Un estratto dalla mia raccolta di racconti "Riprendiamoci il Natale"
In
paese le persone si conoscono tutte.
Ci
conosciamo talmente bene che abbiamo accettato una sorta di catalogazione
immaginaria di tutti i vari compaesani.
L’archiviazione
è il risultato di anni di osservazione condotta da dietro alle finestre, oppure
dai tavolini del bar.
I migliori archivisti sono quelli che si affacciano dai balconi degli edifici, posti intorno alla piazza. Sono persone attente, ligie a quel dovere di selezione. Non mancano in ogni occasione di mettere un bollino di qualità sui singoli cittadini del piccolo paesello.
Il
catalogo dell’archivio prevede che i
compaesani siano prima isolati ciascuno nella propria area di competenza,
rilevata in base al sesso e all’età, adulta, giovane e quella dei bambini.

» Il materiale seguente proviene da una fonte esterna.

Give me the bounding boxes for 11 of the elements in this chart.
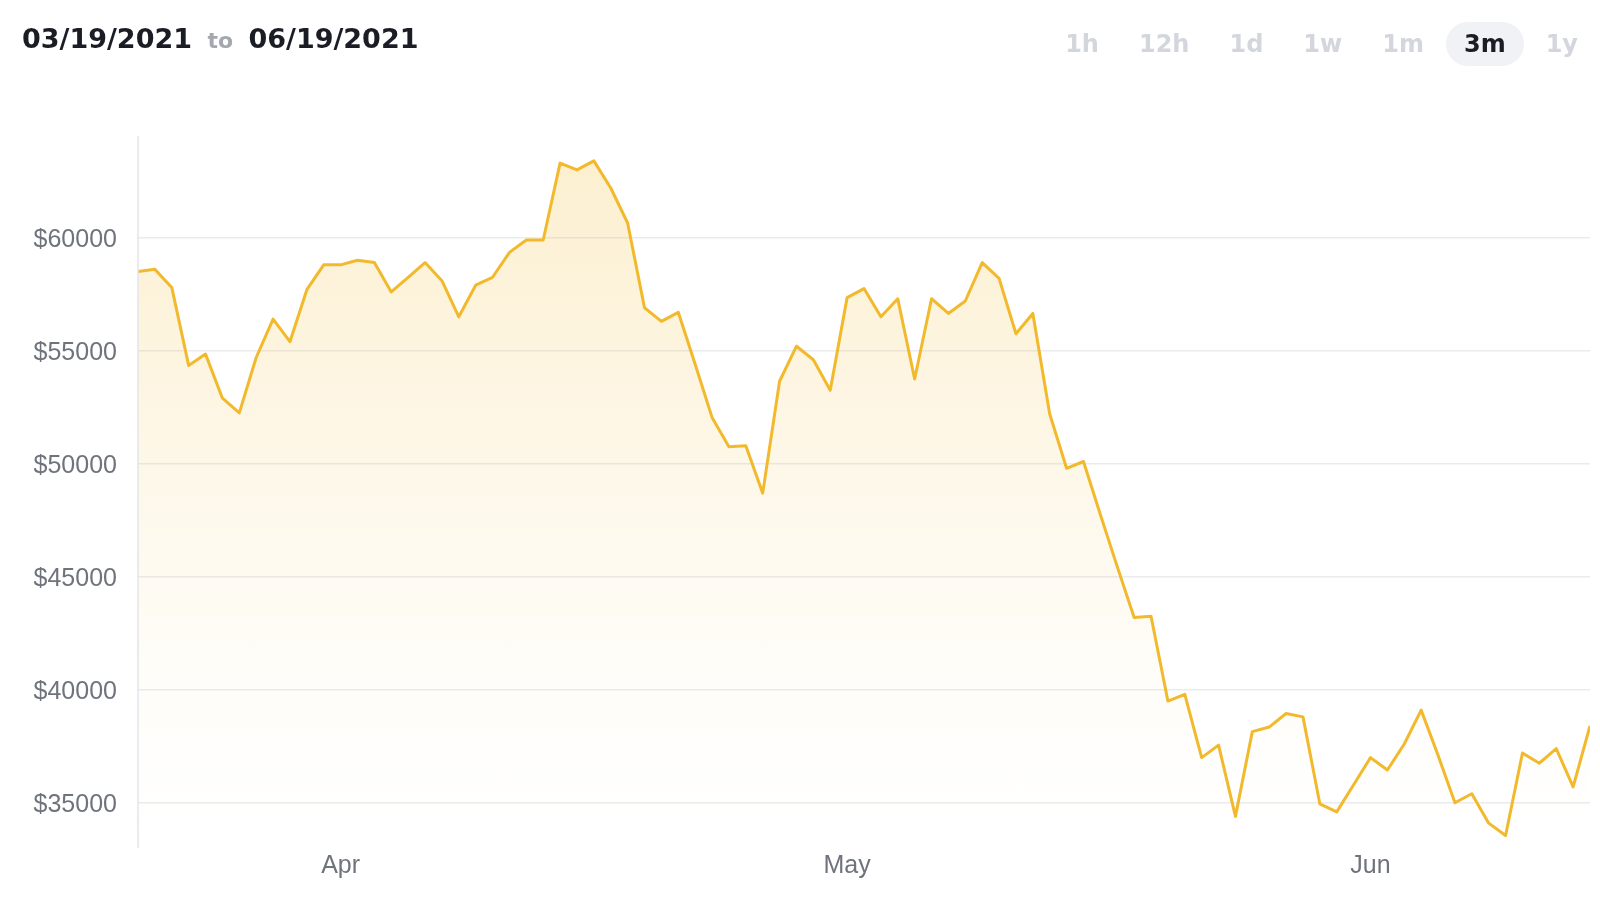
text: 3m — [1445, 22, 1524, 66]
y-tick-label: $55000 — [33, 336, 117, 365]
x-tick-label: May — [823, 849, 872, 878]
x-tick-label: Jun — [1350, 849, 1391, 878]
x-tick-label: Apr — [321, 849, 361, 878]
y-tick-label: $35000 — [33, 788, 117, 817]
y-tick-label: $45000 — [33, 562, 117, 591]
chart-title: 03/19/2021 to 06/19/2021 — [22, 23, 419, 54]
y-tick-label: $60000 — [33, 223, 117, 252]
y-tick-label: $50000 — [33, 449, 117, 478]
y-tick-label: $40000 — [33, 675, 117, 704]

Seguono poi le distinzioni più specifiche che riguardano l’occupazione, gli
interessi.
La
colonna evidenziata, nell’immaginario schema di catalogazione generale, è
riservata all’attribuzione della qualità: adultera, tirchio, beone, viziosa,
pettegolo, megera e santona.
La
casella dei vizi, per fortuna, non ammette nomi di giovani e giovanissimi
infanti, anche se essi riceveranno poi il bollino di “erede-qualità”, calcolato
sui vizi dei genitori e dei parenti adulti prossimi. Così da essere indicati con perifrasi quali “il figlio di Smolletto
l’ubriacone” o “il nipote di Smezza la tettona”.